One official said the switch had been prompted by the greater focus on evasion after the theft of client details from LGT and Liechtensteinische Landesbank.
The banks themselves have said little about the extent of outflows from the principality. LGT revealed earlier this year it had suffered only limited damage. However, updated information when the two banking groups report first-half results later this month should show accelerated withdrawals, according to some local financiers.
One beneficiary could be Panama. The Sovereign Society, a US publisher specialising in offshore planning, says the country has “iron-clad financial privacy laws” and describes it as “an ideal 21st century offshore haven in a world where few remain”.

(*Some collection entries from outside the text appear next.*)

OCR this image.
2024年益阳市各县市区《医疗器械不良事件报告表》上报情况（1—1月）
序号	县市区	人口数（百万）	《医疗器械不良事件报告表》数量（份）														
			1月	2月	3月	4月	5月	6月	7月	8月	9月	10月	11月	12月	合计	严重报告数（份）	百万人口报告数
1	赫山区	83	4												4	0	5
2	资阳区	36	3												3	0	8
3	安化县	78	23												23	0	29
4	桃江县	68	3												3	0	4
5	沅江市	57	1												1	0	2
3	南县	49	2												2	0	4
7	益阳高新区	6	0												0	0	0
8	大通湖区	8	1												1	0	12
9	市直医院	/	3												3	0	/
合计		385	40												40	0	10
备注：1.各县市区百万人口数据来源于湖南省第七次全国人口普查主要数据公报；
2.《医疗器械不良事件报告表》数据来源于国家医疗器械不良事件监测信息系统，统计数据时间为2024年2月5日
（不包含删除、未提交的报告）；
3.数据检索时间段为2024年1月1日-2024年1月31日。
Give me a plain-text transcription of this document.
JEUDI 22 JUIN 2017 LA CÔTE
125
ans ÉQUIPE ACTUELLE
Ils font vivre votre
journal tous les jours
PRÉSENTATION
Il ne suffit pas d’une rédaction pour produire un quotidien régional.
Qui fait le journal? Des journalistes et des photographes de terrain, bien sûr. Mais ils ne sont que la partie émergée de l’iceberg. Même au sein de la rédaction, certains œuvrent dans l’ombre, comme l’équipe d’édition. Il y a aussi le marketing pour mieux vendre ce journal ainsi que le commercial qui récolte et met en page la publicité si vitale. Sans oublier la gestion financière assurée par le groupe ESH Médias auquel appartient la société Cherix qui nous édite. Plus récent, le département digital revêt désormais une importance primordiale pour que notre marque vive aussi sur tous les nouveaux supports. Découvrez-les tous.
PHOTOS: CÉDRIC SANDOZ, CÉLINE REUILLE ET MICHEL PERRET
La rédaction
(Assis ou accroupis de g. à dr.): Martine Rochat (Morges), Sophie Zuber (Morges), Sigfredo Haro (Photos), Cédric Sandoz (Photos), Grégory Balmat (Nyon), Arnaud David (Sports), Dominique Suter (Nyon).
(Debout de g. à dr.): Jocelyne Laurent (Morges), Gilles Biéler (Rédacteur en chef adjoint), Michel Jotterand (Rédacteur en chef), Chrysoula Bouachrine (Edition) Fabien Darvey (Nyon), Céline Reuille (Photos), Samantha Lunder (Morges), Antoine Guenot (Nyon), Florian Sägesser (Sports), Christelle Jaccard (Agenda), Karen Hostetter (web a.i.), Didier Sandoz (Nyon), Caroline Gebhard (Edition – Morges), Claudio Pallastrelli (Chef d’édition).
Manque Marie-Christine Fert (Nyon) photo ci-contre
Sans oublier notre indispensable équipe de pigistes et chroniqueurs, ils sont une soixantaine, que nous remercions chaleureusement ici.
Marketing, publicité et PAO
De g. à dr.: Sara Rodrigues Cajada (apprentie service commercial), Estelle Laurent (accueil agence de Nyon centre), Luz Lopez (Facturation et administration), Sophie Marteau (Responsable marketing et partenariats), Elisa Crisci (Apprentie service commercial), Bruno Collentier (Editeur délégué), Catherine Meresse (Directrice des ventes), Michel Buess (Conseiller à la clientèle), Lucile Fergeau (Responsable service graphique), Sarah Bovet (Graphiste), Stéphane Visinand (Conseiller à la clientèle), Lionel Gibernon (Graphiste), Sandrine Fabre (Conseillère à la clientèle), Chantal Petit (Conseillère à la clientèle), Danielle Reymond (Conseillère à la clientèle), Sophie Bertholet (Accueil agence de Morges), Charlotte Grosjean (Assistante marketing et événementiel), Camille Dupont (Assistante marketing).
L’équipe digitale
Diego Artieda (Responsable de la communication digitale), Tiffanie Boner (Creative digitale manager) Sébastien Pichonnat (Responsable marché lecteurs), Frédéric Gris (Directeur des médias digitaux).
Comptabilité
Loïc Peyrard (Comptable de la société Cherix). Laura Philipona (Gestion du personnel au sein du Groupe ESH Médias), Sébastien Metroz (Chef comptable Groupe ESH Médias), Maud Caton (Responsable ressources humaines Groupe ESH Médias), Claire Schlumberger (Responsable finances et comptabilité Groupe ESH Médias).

But Panama has constraints for Europeans, being less accessible than favoured havens such as Switzerland and Liechtenstein. Sue Holmes, a specialist in investigations at Smith & Williamson, a professional services firm involved in several cases involving Liechtenstein, said Panama was perceived as less secure. “It is a fairly risky place.”
Singapore, the world’s fastest-growing private banking centre, expected to gain from Liechtenstein’s troubles, Daniel Truchi, global head of Société Générale’s private banking business, told the FT in March. “Because of what happened in Liechtenstein, we will see a higher flow of funds into Singapore. The momentum is accelerating.”
Singapore and Hong Kong benefited from a 2005 clampdown on European tax secrecy, says the Institute for Fiscal Studies, the independent think-tank.
“In 2003 Hong Kong and Singapore experienced a massive influx of capital, apparently from European sources, as the adoption of the savings tax directive began to seem a realistic possibility.”
Tax experts say evaders can reduce, but not eliminate, the risk of detection by transferring money from one haven to another.
“Families with undeclared money can run, but they cannot hide,” says Philip Marcovici, a private banking specialist at Baker & McKenzie in Zurich. Ms Holmes says many people wrongly think they will not face detection. “My recommendation is to come clean. Tax havens are pretty vulnerable to attack.”
In a speech in June, Jeffrey Owens, director of the tax policy centre at the Organisation for Economic Co-operation and Development, condemned at least 10 countries for failing to recognise that secrecy is a “relic of the past”.
Panama was dropped from the OECD’s list of “unco-operative tax havens” – which now features only Monaco, Liechtenstein and Andorra.
But there is widespread frustration among OECD members that Panama has not improved transparency.
Panama has responded angrily. Along with other small financial centres, it has told the OECD it will increase transparency only if there is a “level playing field” created by member states meeting the same standards.